Trending: An urgency for training for global manufacturers

Manufacturing companies have received some extra attention recently with the gradual mainstreaming of IoT, news of self-driving cars already hitting the roadways, sophisticated 3D printing on the rise, and even “an informal deal” being negotiated for new, upgraded presidential planes in the US. (NOTE: The Transportation Equipment Industry represents a subset of Manufacturing, which includes companies that produce motor vehicles and aircraft).

Experts now refer to this age of smart manufacturing that we’re in as “Industry 4.0, the next Industrial Revolution“:

“When Industry 4.0 solutions are implemented, manufacturers can benefit in a number of ways: improved resource productivity and efficiency, agility in meeting customers’ business needs, value opportunities through the development of new services, as well as increased speed to market.”

How can these expectations even begin to be met without a serious commitment to training? Without a doubt, learning will be critical to improving resource productivity, greater agility to satisfy customer needs, developing new services, and speeding time to market.

Plus, there’s the issue of the manufacturing industry having had high levels of employee turnover. Now, in Industry 4.0 with its faster rate of change, increased automation, and adoption of new tools — the situation is made more extreme.

According to the Society for Human Resource Management, the average cost per hire is $4,129, and the average time-to-hire is 42 days. It’s no surprise then, that manufacturing companies are not only trying to keep up with the pace of the industry, they also have to add extra focus to reducing employee turnover to remain competitive.

A culture of learning can help solve many of these challenges. By upskilling current employees, companies can stay ahead of changes in the industry and reduce the need for new hires. By instigating more efficient training practices, the cost of onboarding new hires is also lower. Employees can keep their jobs and improve their skills, while employers get to save money — it’s a win-win.
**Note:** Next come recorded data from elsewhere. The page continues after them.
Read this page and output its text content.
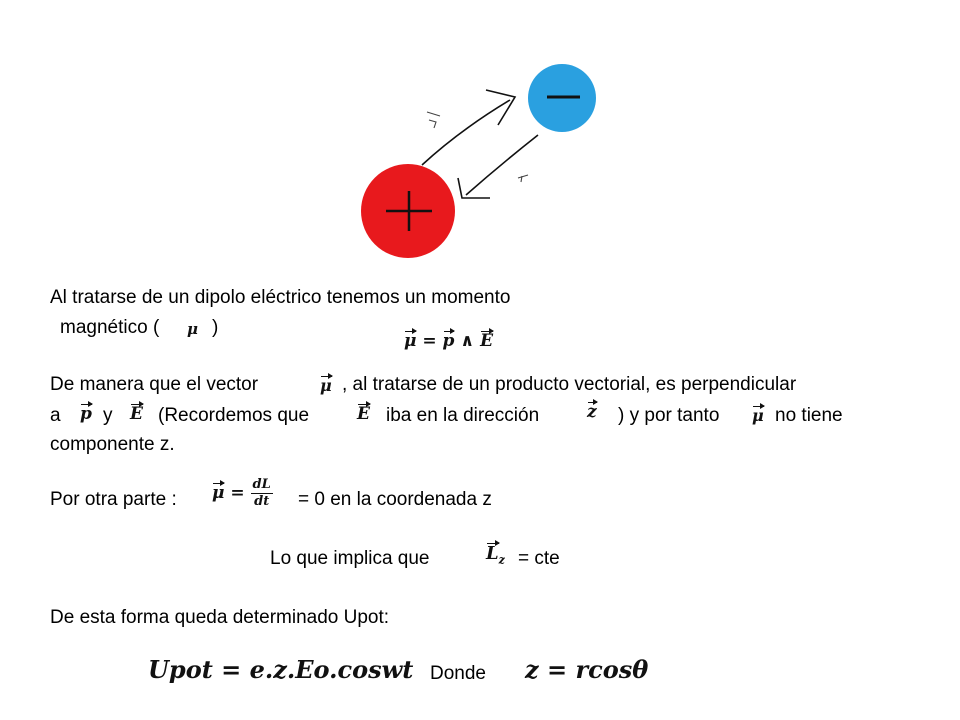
Al tratarse de un dipolo eléctrico tenemos un momento
magnético ( μ )
μ = p ∧ E
De manera que el vector	μ , al tratarse de un producto vectorial, es perpendicular
a p y E (Recordemos que	E iba en la dirección	z ) y por tanto μ no tiene
componente z.
Por otra parte : $\mu = \frac{dL}{dt} = 0$ en la coordenada z
Lo que implica que	$L_z$ = cte
De esta forma queda determinado Upot:
Upot = e.z.Eo.coswt Donde z = rcosθ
From Unskilled or Single-Skilled to Multi-Skilled

Another of the biggest challenges facing manufacturers is that the unskilled and single-skilled workers that dominated the industry in the past are no longer a match for the type of employee these companies now require.

Advancing technology requires fewer workers at higher skill levels; the work previously done by unskilled or single-skilled workers is now increasingly provided by largely-automated tools. Instead, these businesses need multi-skilled workers who can oversee and direct a range of tasks. Developing continuous learning programs is an effective way of upskilling existing employees so that they can continue in their jobs while reducing the need to look for more skilled replacements. Plus, requisite training in compliance, safety, quality standards, and even sales training are other areas where continuous learning can be integrated into the day-to-day flow.

Continuing Professional Development

As demand for multi-skilled workers increases, businesses are also at risk of losing key employees to rival companies. When this happens, the organization is not only losing a valued member of the team, it’s also left scrambling to fill the gap. By offering continued professional development (CPD) to employees using online learning tools, businesses can show loyalty, increase employee engagement and satisfaction, and shrink the chances that employees will leave for another role.

Increased Training Safety and Speed

Manufacturing can be a high-risk environment: Large machines and automated tools represent a real health and safety risk to untrained workers. By using online learning to enable employees to practice on new machinery using virtual simulations, manufacturing businesses can significantly reduce training risk.

Not only is risk reduced, but employees can practice more efficiently. In a busy manufacturing business, there may be limited time to train employees on the physical machines themselves; simulations enable as much practice as needed. This makes online learning ideal for onboarding new employees, upskilling existing ones, and training whole teams on new equipment.